Image from film "Midnight at the Continental" by Sonya Reynolds & Lauren Hortie.

Image from film ‘Midnight at the Continental’ by Sonya Reynolds and Lauren Hortie.

When Stephen Kent Jusick, the festival’s current executive director, tromped out in the middle of the opening night screenings to set up a platform and hoist the 16mm film projector onto it, a grumpy older man seated behind me chortled to his companion, “This is what you call professionalism.” But he wasn’t complaining when the second 16mm film being shown was Barbara Hammer’s Dyketactics, he was awkwardly humming along to its ringing, atonal soundtrack.

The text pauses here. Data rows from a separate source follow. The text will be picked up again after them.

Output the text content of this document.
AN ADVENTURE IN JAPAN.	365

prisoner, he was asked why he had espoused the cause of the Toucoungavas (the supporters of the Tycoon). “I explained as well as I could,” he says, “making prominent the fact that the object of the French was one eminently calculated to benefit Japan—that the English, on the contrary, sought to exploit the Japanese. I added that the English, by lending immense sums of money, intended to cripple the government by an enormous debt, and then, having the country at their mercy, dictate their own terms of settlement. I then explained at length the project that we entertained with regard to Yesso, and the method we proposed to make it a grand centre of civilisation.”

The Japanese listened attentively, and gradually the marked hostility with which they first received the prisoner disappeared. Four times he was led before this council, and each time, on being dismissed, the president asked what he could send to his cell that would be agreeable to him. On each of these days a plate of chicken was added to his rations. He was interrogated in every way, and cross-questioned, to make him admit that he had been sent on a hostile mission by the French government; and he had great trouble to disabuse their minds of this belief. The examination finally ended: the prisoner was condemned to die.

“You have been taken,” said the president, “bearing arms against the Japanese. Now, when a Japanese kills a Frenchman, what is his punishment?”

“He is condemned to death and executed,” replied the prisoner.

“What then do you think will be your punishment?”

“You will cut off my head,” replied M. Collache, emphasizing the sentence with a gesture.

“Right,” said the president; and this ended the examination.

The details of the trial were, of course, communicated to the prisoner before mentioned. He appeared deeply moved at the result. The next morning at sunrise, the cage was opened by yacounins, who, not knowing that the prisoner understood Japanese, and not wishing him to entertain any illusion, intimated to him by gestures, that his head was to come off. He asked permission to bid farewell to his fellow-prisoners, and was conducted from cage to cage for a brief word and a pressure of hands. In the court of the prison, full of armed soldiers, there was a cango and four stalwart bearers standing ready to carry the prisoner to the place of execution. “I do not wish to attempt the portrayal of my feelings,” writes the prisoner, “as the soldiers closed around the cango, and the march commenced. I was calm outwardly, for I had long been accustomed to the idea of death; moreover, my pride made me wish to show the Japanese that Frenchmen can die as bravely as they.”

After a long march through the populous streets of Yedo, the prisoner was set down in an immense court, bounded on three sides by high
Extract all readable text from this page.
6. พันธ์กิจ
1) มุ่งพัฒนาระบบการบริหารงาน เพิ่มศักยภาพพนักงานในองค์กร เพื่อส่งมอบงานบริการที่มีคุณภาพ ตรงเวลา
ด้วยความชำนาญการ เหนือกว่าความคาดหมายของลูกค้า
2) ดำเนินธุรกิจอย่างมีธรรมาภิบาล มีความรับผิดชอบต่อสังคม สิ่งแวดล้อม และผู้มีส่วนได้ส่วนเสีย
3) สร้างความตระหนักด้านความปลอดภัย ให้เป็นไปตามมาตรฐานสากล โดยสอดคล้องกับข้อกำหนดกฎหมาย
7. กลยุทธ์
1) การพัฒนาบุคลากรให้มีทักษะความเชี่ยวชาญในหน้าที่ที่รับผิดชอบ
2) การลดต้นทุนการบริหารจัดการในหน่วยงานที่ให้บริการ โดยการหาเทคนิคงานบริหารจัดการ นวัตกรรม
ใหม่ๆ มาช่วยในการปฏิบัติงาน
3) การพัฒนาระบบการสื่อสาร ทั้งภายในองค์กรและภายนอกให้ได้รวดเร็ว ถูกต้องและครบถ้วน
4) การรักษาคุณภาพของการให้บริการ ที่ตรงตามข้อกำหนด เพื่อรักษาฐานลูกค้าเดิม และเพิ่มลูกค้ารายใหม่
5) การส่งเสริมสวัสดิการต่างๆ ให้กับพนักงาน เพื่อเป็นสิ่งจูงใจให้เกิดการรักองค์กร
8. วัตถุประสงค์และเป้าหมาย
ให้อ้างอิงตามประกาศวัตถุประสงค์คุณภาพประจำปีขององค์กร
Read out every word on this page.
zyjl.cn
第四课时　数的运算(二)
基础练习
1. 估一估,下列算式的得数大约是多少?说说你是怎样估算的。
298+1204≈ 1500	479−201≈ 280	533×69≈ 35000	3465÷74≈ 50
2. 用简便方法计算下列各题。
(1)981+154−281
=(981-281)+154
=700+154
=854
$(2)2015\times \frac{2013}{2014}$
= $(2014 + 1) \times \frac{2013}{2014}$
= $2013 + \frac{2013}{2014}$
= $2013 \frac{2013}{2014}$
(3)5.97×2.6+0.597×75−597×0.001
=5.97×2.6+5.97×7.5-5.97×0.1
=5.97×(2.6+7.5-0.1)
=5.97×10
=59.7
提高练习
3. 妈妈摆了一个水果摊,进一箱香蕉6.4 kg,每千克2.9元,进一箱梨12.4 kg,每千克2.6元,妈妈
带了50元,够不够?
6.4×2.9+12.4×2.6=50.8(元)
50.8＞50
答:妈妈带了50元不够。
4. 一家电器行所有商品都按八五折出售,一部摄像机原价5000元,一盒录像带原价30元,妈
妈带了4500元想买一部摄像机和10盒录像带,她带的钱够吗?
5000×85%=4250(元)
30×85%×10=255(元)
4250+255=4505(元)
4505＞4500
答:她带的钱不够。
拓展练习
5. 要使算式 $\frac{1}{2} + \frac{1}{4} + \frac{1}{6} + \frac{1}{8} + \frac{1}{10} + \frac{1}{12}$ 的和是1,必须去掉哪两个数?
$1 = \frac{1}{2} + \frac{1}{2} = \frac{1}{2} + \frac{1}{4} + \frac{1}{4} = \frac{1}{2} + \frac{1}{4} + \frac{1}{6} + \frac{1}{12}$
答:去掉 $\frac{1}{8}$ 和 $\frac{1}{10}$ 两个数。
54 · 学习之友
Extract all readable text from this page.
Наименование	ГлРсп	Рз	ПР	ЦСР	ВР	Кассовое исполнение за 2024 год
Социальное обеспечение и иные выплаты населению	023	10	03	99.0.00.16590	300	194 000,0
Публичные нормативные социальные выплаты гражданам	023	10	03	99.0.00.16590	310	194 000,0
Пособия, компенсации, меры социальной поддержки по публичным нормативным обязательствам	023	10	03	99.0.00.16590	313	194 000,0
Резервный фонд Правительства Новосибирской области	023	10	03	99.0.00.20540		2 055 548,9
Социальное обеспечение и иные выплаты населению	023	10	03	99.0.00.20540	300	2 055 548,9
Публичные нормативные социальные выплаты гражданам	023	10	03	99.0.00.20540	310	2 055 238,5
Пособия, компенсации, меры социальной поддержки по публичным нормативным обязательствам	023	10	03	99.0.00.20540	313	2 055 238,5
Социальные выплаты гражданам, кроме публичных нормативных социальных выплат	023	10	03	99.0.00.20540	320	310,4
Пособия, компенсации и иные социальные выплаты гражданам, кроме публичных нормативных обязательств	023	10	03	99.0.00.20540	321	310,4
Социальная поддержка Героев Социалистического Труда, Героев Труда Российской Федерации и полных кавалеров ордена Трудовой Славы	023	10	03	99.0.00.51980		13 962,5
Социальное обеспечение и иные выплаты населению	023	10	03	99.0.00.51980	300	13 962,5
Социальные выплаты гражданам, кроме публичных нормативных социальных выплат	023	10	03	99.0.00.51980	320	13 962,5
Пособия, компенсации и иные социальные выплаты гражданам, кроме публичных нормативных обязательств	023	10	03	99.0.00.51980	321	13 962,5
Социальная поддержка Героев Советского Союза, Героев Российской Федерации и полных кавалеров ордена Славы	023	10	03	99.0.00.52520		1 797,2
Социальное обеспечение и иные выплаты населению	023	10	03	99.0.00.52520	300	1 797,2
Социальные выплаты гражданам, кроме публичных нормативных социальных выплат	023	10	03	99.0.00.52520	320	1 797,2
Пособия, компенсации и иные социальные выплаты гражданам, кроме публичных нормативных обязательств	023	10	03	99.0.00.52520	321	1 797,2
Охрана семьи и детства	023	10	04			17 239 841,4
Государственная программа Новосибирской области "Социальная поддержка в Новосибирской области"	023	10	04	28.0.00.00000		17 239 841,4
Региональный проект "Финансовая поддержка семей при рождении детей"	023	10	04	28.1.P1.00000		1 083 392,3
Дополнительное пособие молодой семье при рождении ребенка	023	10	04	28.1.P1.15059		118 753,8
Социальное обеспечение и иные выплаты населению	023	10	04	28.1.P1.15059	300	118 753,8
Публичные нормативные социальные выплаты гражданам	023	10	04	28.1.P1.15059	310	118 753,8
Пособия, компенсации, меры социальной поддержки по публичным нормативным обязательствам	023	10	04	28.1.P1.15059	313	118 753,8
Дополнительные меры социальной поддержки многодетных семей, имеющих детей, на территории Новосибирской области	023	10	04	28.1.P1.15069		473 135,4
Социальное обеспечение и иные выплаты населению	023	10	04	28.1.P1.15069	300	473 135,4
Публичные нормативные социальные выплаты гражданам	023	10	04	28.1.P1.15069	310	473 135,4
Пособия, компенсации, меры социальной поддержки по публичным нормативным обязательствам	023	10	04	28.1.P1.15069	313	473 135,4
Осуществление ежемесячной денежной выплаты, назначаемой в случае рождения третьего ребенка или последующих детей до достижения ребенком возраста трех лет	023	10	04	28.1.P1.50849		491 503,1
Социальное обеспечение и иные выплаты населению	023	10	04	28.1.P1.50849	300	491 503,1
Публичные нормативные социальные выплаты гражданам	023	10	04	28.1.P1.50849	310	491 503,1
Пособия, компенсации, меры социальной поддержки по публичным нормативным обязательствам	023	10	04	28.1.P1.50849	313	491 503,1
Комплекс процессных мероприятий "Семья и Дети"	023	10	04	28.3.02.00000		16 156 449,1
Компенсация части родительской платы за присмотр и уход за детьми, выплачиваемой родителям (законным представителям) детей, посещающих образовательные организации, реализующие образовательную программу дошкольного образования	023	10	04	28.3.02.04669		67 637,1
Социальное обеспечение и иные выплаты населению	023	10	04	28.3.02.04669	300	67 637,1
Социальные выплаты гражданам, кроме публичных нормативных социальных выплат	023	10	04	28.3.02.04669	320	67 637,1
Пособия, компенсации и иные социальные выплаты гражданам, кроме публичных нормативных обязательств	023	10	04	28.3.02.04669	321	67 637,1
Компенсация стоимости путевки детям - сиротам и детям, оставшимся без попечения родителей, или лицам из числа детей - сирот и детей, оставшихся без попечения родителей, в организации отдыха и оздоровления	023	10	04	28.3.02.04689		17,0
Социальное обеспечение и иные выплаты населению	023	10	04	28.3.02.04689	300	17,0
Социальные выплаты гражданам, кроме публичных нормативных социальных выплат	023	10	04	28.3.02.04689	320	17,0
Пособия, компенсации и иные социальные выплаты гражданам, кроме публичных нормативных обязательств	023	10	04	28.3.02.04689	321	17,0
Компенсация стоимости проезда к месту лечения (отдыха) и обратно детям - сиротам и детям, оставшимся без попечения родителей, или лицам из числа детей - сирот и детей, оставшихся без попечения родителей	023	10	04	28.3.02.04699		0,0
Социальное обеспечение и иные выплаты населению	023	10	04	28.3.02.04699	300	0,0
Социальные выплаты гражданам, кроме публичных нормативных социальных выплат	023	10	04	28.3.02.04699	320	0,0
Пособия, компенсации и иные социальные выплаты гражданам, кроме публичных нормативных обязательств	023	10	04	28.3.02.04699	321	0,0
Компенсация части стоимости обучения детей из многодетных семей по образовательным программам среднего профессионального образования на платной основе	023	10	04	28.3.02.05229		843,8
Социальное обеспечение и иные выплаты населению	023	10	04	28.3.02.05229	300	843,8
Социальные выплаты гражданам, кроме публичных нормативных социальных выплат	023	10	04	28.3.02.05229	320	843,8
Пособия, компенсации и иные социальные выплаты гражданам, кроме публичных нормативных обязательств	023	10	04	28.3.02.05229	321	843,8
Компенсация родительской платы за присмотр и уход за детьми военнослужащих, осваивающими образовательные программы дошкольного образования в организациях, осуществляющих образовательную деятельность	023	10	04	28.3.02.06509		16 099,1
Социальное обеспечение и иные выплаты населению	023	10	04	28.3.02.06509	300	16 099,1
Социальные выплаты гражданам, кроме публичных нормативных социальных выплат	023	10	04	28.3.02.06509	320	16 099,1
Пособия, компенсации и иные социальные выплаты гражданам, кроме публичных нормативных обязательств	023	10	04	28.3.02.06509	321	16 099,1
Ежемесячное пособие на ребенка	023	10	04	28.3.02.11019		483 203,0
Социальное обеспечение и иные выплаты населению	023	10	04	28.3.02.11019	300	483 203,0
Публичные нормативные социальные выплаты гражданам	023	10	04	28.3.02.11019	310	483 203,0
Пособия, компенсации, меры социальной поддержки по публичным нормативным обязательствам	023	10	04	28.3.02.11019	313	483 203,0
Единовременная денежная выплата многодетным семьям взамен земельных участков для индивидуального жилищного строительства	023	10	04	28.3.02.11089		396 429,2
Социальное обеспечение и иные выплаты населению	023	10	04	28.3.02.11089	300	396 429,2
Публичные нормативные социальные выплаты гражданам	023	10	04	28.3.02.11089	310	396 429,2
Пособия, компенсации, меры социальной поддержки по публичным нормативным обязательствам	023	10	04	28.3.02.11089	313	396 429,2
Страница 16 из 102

To my mind, it’s precisely MIX’s resistance to professionalism that makes it invaluable. Sure, it can be uncomfortable and slow at times, and the seats don’t always kiss your backside in quite the way they do at the multiplexes back in the city, but these idiosyncratic events, which have very low admission prices and provide key platforms for artists, are the real arts incubators. This is where you can try something out without risking everything, and those spaces are few and far between in this city. And while I can attest that there are plenty of people who cast themselves somewhere in the LGBTQ rainbow who have more than their fair share of access and resources, there are plenty who do not. And so, I’ll see you at this MIX fest and whatever points south it travels to in the years to come.

The popcorn is always free at MIX.

The popcorn is always free at MIX.

MIX NYC 2015 continues at 155 26th Street (Sunset Park, Brooklyn) through November 15.